Charles Baudelaire was born in Paris in 1821, and disruption shaped his life almost from the beginning. His father passed away when he was just six years old, and his mother quickly remarried a military officer—who later became a general and ambassador—leaving Baudelaire feeling abandoned and out of sync with the world. This tension between longing and resentment stayed with him, influencing nearly everything he wrote.
He attended school in Lyon and later in Paris, where he showed himself to be a sharp but challenging student. By his early twenties, he had immersed himself in the bohemian circles of the Latin Quarter, spending his father's inheritance on art, books, fine clothes, and opium. Concerned, his family arranged for a court to place him under a financial guardian—an arrangement that humiliated him and persisted throughout his life.
“His tumultuous relationship with Jeanne Duval, a Haitian-born actress he met around 1842, became a defining aspect of his life.”
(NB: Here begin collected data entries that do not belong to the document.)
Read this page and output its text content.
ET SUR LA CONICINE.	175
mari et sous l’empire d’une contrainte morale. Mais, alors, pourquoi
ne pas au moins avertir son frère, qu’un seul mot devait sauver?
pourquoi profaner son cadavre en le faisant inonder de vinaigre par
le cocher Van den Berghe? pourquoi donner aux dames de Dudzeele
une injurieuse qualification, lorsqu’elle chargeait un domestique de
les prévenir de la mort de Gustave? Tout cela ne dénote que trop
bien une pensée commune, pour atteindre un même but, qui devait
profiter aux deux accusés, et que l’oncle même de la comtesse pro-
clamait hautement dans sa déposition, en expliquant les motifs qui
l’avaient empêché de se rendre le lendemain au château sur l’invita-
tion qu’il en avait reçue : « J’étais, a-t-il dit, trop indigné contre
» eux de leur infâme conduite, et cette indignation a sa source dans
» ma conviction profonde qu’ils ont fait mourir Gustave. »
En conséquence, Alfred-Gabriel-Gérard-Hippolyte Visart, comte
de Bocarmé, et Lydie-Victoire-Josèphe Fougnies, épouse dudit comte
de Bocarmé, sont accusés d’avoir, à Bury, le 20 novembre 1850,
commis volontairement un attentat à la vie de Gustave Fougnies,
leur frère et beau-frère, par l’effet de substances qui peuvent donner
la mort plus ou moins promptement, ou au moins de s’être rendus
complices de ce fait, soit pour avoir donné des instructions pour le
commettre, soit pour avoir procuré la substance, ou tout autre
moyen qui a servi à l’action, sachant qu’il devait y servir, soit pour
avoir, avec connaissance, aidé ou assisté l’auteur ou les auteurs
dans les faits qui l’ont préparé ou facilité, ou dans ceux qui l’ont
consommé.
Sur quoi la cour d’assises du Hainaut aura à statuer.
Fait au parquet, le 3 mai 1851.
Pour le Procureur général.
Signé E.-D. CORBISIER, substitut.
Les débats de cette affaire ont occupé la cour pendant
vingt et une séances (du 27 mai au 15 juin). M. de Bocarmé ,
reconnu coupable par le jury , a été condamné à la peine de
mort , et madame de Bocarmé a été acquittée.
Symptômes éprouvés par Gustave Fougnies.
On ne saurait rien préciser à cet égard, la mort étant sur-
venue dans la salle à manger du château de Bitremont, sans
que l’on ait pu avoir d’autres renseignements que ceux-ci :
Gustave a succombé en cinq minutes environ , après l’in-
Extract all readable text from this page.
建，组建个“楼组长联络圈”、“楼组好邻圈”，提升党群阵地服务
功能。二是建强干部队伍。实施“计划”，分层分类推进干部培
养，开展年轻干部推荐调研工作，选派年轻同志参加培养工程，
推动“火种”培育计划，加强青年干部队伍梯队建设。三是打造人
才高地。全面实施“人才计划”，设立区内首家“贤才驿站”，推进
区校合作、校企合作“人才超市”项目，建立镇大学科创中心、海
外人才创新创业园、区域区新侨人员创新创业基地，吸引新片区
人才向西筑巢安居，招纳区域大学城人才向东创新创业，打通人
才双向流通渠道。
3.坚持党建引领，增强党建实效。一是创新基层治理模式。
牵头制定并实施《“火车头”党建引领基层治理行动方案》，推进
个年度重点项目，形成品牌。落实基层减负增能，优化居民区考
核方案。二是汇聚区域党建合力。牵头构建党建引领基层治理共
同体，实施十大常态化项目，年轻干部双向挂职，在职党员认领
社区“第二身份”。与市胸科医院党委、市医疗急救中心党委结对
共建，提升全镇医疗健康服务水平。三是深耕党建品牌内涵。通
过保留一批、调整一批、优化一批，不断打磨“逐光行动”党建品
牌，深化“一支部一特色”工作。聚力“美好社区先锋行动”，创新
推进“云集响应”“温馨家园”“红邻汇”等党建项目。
Their connection was stormy, long-lasting, and never quite resolved. She appears throughout his poetry as a figure of dark beauty and erotic power, with the poems dedicated to her being some of his most intense work.
Baudelaire dedicated years to crafting the collection that would establish his legacy: *Les Fleurs du Mal* (The Flowers of Evil), published in 1857. The book was quickly prosecuted for obscenity and offenses against public morality, resulting in six of its poems being ordered suppressed. Rather than ruin him, the scandal solidified his reputation as someone who confronted both beauty and ugliness without flinching.